AnnData object with n_obs × n_vars = 117399 × 21054
    obs: 'sample', 'n_genes_by_counts', 'log1p_n_genes_by_counts', 'total_counts', 'log1p_total_counts', 'pct_counts_in_top_50_genes', 'pct_counts_in_top_100_genes', 'pct_counts_in_top_200_genes', 'pct_counts_in_top_500_genes', 'total_counts_mt', 'log1p_total_counts_mt', 'pct_counts_mt', 'total_counts_ribo', 'log1p_total_counts_ribo', 'pct_counts_ribo', 'total_counts_hb', 'log1p_total_counts_hb', 'pct_counts_hb', 'nUMIs', 'mito_perc', 'detected_genes', 'cell_complexity', 'n_genes', 'doublet_score', 'predicted_doublet', 'passing_mt', 'passing_nUMIs', 'passing_ngenes', 'leiden', 'leiden_0.2', 'leiden_0.4', 'leiden_0.6', 'leiden_0.8', 'leiden_1.0', 'leiden_1.2', 'leiden_1.4'
    var: 'gene_ids', 'feature_types', 'mt', 'ribo', 'hb', 'n_cells_by_counts', 'mean_counts', 'log1p_mean_counts', 'pct_dropout_by_counts', 'total_counts', 'log1p_total_counts', 'n_cells', 'percent_cells', 'robust', 'mean', 'var', 'residual_variances', 'highly_variable_rank', 'highly_variable_features'
    uns: 'hvg', 'layers_counts', 'leiden', 'log1p', 'neighbors', 'sample_colors', 'scaled|original|cum_sum_eigenvalues', 'scaled|original|pca_var_ratios', 'scrublet', 'umap', 'dendrogram_leiden_0.8', 'leiden_0.8_colors', 'cosg'
    obsm: 'X_harmony', 'X_pca', 'X_umap', 'scaled|original|X_pca'
    varm: 'scaled|original|pca_loadings'
    layers: 'counts', 'lognorm', 'scaled'
    obsp: 'connectivities', 'distances'

And it looks like alright bdata.uns['cosg']

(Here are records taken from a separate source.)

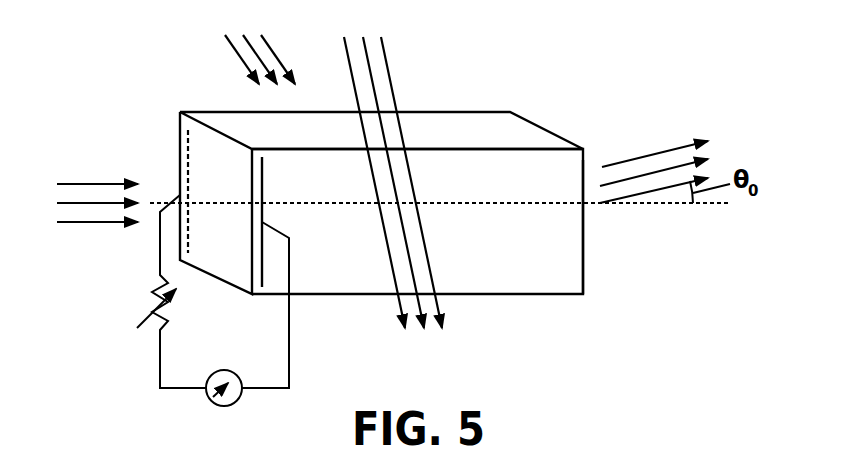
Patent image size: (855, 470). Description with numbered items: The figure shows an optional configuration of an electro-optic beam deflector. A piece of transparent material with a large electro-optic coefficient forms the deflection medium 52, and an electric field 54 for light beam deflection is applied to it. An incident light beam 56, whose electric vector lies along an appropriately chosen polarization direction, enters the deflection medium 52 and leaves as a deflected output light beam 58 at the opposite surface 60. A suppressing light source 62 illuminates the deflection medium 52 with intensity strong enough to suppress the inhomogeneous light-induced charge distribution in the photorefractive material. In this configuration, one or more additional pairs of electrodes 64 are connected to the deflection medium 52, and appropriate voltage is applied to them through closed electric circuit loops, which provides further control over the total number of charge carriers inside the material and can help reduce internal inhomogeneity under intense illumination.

The deflection medium 52 is at (483, 111).
The electric field for light beam deflection 54 is at (390, 75).
The incident light beam 56 is at (87, 183).
The deflected output light beam 58 is at (657, 152).
The opposite surface 60 is at (583, 267).
The suppressing light source 62 is at (272, 50).
The electrodes 64 is at (185, 147).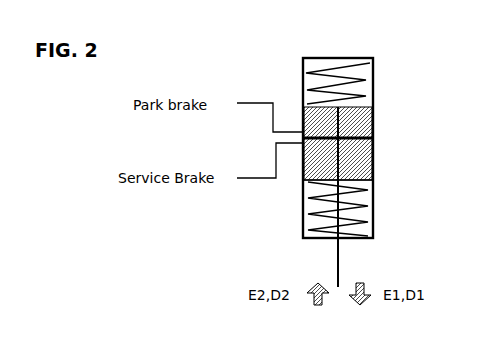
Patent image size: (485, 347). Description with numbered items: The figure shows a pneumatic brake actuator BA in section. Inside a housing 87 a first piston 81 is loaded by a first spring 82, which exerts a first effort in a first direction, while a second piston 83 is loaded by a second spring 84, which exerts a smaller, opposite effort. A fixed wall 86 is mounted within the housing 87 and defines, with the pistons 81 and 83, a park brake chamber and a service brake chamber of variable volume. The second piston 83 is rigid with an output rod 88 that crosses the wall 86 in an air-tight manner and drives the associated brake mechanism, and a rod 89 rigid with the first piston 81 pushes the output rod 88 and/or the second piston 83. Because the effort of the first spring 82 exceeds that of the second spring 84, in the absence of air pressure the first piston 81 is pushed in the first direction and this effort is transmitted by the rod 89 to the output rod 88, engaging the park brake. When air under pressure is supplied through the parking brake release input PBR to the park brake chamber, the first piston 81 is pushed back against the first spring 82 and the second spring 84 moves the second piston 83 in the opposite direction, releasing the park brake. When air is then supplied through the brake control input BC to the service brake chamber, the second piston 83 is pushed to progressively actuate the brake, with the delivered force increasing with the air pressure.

The first piston 81 is at (374, 103).
The first spring 82 is at (335, 75).
The second piston 83 is at (374, 174).
The second spring 84 is at (355, 209).
The fixed wall 86 is at (374, 136).
The housing 87 is at (303, 222).
The output rod 88 is at (340, 265).
The rod 89 is at (303, 112).
The brake actuator BA is at (298, 54).
The brake control input BC is at (259, 202).
The parking brake release input PBR is at (232, 85).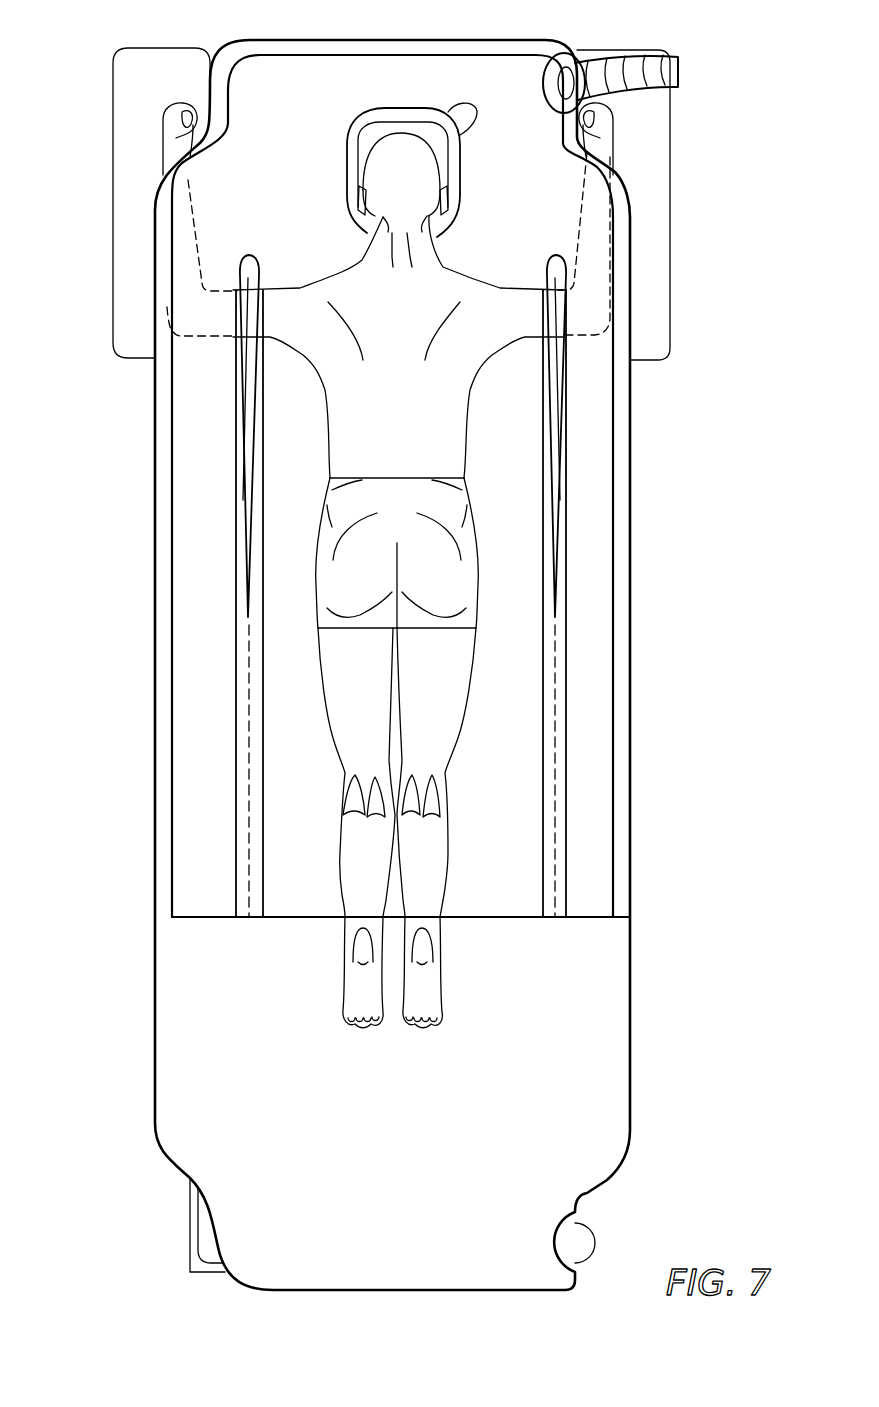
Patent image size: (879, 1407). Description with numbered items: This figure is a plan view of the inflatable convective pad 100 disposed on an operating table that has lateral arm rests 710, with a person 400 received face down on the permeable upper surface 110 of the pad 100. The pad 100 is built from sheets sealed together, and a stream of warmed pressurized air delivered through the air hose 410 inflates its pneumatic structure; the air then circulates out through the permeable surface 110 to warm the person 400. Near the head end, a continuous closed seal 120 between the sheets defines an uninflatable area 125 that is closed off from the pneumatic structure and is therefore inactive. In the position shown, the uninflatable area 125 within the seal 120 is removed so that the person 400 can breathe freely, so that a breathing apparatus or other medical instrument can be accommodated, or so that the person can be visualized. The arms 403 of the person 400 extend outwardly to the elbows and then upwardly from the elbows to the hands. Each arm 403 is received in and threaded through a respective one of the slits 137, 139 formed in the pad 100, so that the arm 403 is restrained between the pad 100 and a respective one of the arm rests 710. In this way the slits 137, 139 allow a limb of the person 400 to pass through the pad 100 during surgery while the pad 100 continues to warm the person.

The inflatable convective pad 100 is at (660, 688).
The upper surface 110 is at (502, 893).
The seal 120 is at (364, 109).
The uninflatable area 125 is at (400, 153).
The slit 137 is at (248, 403).
The slit 139 is at (555, 415).
The person 400 is at (470, 250).
The arms 403 is at (267, 303).
The air hose 410 is at (677, 92).
The lateral arm rests 710 is at (127, 93).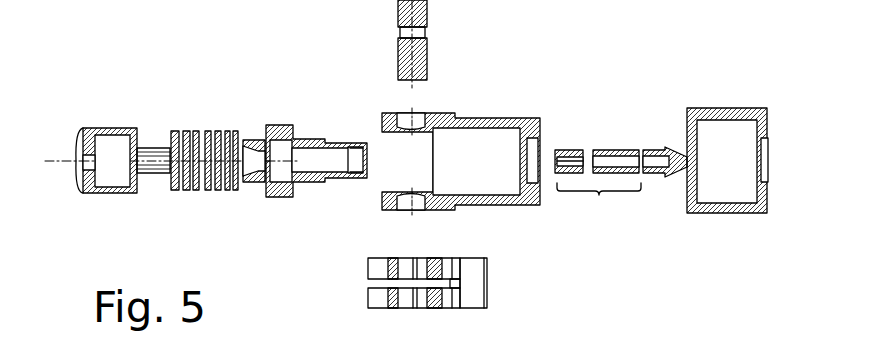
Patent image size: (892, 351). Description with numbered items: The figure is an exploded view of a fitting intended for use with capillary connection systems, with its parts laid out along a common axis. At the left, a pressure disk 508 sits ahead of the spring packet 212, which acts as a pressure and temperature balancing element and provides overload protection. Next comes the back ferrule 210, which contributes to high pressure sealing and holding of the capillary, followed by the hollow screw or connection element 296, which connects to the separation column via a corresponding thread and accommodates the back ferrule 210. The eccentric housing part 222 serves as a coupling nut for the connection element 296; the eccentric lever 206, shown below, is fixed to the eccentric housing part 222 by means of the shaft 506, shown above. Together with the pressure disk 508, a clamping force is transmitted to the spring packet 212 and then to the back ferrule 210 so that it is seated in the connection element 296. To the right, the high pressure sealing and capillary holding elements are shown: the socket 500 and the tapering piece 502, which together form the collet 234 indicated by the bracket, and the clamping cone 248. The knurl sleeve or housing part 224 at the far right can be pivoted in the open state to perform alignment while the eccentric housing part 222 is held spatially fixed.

{'params': {'groupby': 'leiden_0.8',
  'reference': 'rest',
  'groups': 'all',
  'method': 'cosg',
  'use_raw': True,
  'layer': None},
 'names': rec.array([('Ccl11', 'Notum', 'Aqp4', 'Fst', 'Otx2', 'Slc47a1', 'Csf1r', 'Nrxn3', 'Rgs5', 'Ptprb', 'Sorcs3', 'Vcan', 'Epyc', 'Pou3f2', 'Ceacam16', 'Dytn', 'Mpz', '6330411D24Rik', 'Pbk', 'Ly6d', 'Zfp804a', 'AY036118', 'Fxyd2', 'G630064G18Rik', 'Grik1', 'Esrrb', 'Gcg', 'Prss3', 'Gm29266', 'Cxcr2', 'C1qb', 'Cobl', 'Gypa', 'Cd3g', 'Anks1b', 'Pkp1', 'Gp1bb', 'Vmo1', 'Scgb3a2', 'March4', 'Mog', 'Gm20619', 'Dct', 'Notumos', 'Actn2', 'Gm3776'),
            ('Osr2', 'Emilin2', 'Tdrd12', 'Inmt', '1810028F09Rik', 'Gm42397', 'Ifi207', 'Grik1', 'Aspn', 'Adgrl4', 'Glra3', 'Crabp1', 'Otos', 'Gpr37l1', 'Prss36', 'Chrna10', 'Art3', 'Rassf6', 'Aurkb', 'Cd79b', 'Cadps', 'Gm19951', 'Ptgds', 'Pax3', 'Gm37821', 'Kcne1', 'Gm26512', 'Fam25c', 'Meis1', 'Mmp9', 'C1qa', 'Prss36', 'Slc4a1', 'Trbc2', 'Epha3', 'Atp6v0a4', '9130015G15Rik', 'Rnase1', 'Adipoq', 'Ripor3', 'Nkx6-2', 'Satb2', 'Tyr', 'Rarres1', 'Slc6a7', 'Gsta1'),
            ('Gpr83', 'Tnfaip6', 'Kcnj15', 'Dpep1', 'Tm4sf5', 'Slc22a6', 'Ms4a6c', 'Unc13c', 'Slc38a11', 'Cldn5', 'Aass', 'Igf2bp1', 'Fbxo2', 'Dhh', 'Epyc', 'Loxhd1', 'Ncmap', 'Gm14066', 'Bub1', 'Cd79a', 'Ppp1r1c', 'Lars2', 'Apod', 'Tyr', 'Unc13c', 'Dnase1', '5430419D17Rik', 'Tdh', 'Dach2', 'Retnlg', 'C1qc', 'BC006965', 'Alas2', 'Itk', 'Grid2', 'Krt14', 'Iyd', 'Cndp2', 'Hbb-bs', '1700029N11Rik', 'Hapln2', 'Col22a1', 'Gpnmb', 'Cxcl13', 'Clca2', 'Gsta2'),
sc.pl.rank_genes_groups(bdata, key='cosg')

image

zhangdae commented 3 months ago

omicverse 1.6.3 ,anndata 0.10.8

Version

name: omicverse channels:

Doctorluka commented 3 months ago

This looks like a bug caused by scanpy. You can run the following code before ov.single.cosg:

import numpy as np
vessel.uns['log1p']['base'] = np.e

and then run the ov.single.cosg like:

sc.tl.dendrogram(vessel, groupby='celltype',use_rep='X_scANVI')
sc.tl.rank_genes_groups(vessel, groupby='celltype', 
                        method='wilcoxon',use_rep='X_scANVI',)
ov.single.cosg(vessel, key_added='celltype_cosg', groupby='celltype')
Starlitnightly commented 2 months ago

This looks like a bug caused by scanpy. You can run the following code before ov.single.cosg:

import numpy as np
vessel.uns['log1p']['base'] = np.e

and then run the ov.single.cosg like:

sc.tl.dendrogram(vessel, groupby='celltype',use_rep='X_scANVI')
sc.tl.rank_genes_groups(vessel, groupby='celltype', 
                        method='wilcoxon',use_rep='X_scANVI',)
ov.single.cosg(vessel, key_added='celltype_cosg', groupby='celltype')

maybe vessel.uns['log1p']['base'] set to None is better.